Defense Distributed est toujours actif, hébergeant des fichiers 3D et livrant des imprimantes Ghost Gunner aux quatre coins des USA. Vingt ans après, le site 4chan est toujours en ligne malgré un nombre infini de polémiques et de problématiques techniques. L’œuvre du Marquis de Sade, qui a passé la moitié de sa vie en prison, en grande partie à cause de ses écrits, est maintenant en vente libre. Ces projets radicaux, propulsés sur des technologies nouvelles, n’ont pas disparu, ils ont même pu se transformer en business plus ou moins rentable. C’est le message de Cody Wilson et d’Amir Taki : Investissez-vous dans des domaines technologiques que le Système restreint et saisissez enfin le Politique.

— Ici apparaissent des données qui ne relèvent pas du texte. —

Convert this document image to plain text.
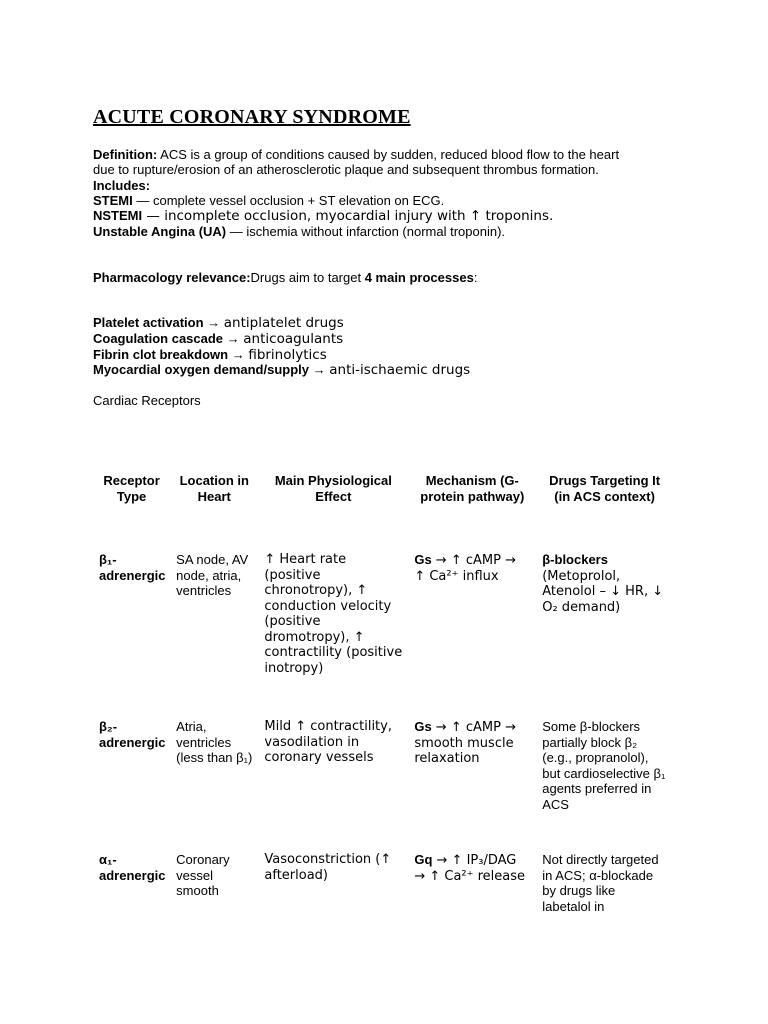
ACUTE CORONARY SYNDROME
Definition: ACS is a group of conditions caused by sudden, reduced blood flow to the heart
due to rupture/erosion of an atherosclerotic plaque and subsequent thrombus formation.
Includes:
STEMI — complete vessel occlusion + ST elevation on ECG.
NSTEMI — incomplete occlusion, myocardial injury with ↑ troponins.
Unstable Angina (UA) — ischemia without infarction (normal troponin).
Pharmacology relevance:Drugs aim to target 4 main processes:
Platelet activation → antiplatelet drugs
Coagulation cascade → anticoagulants
Fibrin clot breakdown → fibrinolytics
Myocardial oxygen demand/supply → anti-ischaemic drugs
Cardiac Receptors
Receptor Type	Location in Heart	Main Physiological Effect	Mechanism (G-protein pathway)	Drugs Targeting It (in ACS context)
β₁-adrenergic	SA node, AV node, atria, ventricles	↑ Heart rate (positive chronotropy), ↑ conduction velocity (positive dromotropy), ↑ contractility (positive inotropy)	Gs → ↑ cAMP → ↑ Ca²⁺ influx	β-blockers (Metoprolol, Atenolol – ↓ HR, ↓ O₂ demand)
β₂-adrenergic	Atria, ventricles (less than β₁)	Mild ↑ contractility, vasodilation in coronary vessels	Gs → ↑ cAMP → smooth muscle relaxation	Some β-blockers partially block β₂ (e.g., propranolol), but cardioselective β₁ agents preferred in ACS
α₁-adrenergic	Coronary vessel smooth	Vasoconstriction (↑ afterload)	Gq → ↑ IP₃/DAG → ↑ Ca²⁺ release	Not directly targeted in ACS; α-blockade by drugs like labetalol in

Amir Taki et Cody Wilson ont tous les deux été élus « personnalités les plus dangereuses au monde » par le magazine Wired en 2012.
“Dans l’Économie Générale de George Bataille [la Part maudite], il y a cette idée que le soleil donne son énergie gratuitement. C’est une belle image et une belle idée : la source de toute richesse matérielle, du capitalisme et de l’excès venant d’une réaction nucléaire à des millions de kilomètres, complètement indépendante de l’humanité, et que nous aurions juste à absorber et à rediriger vers notre économie. Mais Bataille nous dirait “non” : il y a une obligation symbolique que l’on ne peut ignorer. Le soleil, comme le savait les Aztèques ou tous les autres peuples anciens, le soleil exige un sacrifice de sang. De quoi parle-t-il ? Qu’est-ce qu’il veut dire ? Je dis simplement que l’horreur, la catastrophe, le défi, la défense, la provocation, sont des formes initiatiques essentielles. Et je sais que ces choses se situent en dehors de la sociologie de, disons, Mises [Ludwig Von Mises, l’auteur de l’économie autrichienne] où tout est orienté directement et rationnellement. Considérez un domaine symbolique qui est souvent supprimé dans les conversations capitalistes et marxistes, mais qui est en fait essentiel à ce qui nous intéresse et dont tout est dérivé. Chacun des projets dans lesquels je m’engage n’est que le résultat de cette volonté kamikaze de lancer une grenade sur le problème. Et cela a produit de la richesse, cela a produit des emplois, cela a produit un travail, des collaborations, des normes pour des métadonnées ouvertes, des choses qui vont soutenir, fonctionner, et fournir un avantage scientifique.”
– Cody Wilson, durant la conférence NH Liberty Forum de 2022.
Pour mes lecteurs qui souhaiteraient approfondir Cody Wilson, je leur conseille son livre Come and Take It, mais surtout le très bon documentaire The New Radical d’Alex Lee Moyer qui le suit de 2012 à 2016.
Concernant l’indice de sécurité des villes, je me base sur cette statistique, qui est peut-être imparfaite, mais a au moins le mérite d’exister.